Just tried calling my phone on my phone because i thought i lost my phone.
Omg. Just talked to a semi driver from nebraska. Got her truck stuck. Gave her and her riding buddy a glass of vodka and a cig. YES.
you gave the police officer your chanel wallet and said 'just keep it the i.d. is fake too'.
does anyone know how to get red sharpie out of a white cat?
sometimes you have to go after what you want
true. and i really want to cum
Tell me why I'm at Target and this entire Spanish family is crowding around the condoms questioning which ones they should get
i woke up and the dog was eating spaghetti off my chest.
I just don't do feelings in the summer months.
Are you up yet? I really want to know if i tried sleeping in a field... i have the vaguest memory of trying to
We did Irish Car Bombs out of butter trays, the influence of the retired community is astounding- I didn't know people even owned more than one butter tray.
High-fiving last weekend's hook up in passing on the way to class has given me quite the lady boner.
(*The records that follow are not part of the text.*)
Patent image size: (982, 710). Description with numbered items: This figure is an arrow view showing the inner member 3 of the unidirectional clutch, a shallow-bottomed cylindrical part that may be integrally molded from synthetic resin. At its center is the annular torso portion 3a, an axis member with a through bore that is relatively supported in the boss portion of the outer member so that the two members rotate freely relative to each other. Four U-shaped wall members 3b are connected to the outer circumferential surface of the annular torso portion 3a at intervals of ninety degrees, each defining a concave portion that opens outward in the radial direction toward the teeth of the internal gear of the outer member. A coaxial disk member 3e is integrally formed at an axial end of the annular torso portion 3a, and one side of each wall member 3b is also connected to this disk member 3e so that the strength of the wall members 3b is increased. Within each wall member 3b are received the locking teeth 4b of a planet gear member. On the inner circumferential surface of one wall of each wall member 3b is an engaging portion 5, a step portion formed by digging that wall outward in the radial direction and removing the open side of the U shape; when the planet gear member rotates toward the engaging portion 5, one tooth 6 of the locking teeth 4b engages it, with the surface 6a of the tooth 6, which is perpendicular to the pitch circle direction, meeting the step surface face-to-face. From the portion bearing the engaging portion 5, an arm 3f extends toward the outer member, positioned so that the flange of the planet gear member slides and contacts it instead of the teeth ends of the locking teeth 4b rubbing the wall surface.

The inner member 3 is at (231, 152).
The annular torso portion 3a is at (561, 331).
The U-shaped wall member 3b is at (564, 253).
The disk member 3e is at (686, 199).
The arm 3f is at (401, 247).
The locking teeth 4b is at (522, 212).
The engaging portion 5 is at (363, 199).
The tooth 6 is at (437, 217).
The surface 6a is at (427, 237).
REMEBER. We are young, horny, and poor. If someone wants to give us alcohol... TAKE. IT.
The people around me on the bus dont know im wearing glowsticks under my clothes. I feel like a super hero.
My dad is clearly baked off his ass. He almost sat on moms cat in front of her, zoned out while staring at it and said he wondered what it was thinking about. Now he's dragging everything from the livingroom into the garage. Moms not happy.
Found your brother. He was passed out in the tub holding a bottle of Shatto milk wearing nothing but his tighty-whities.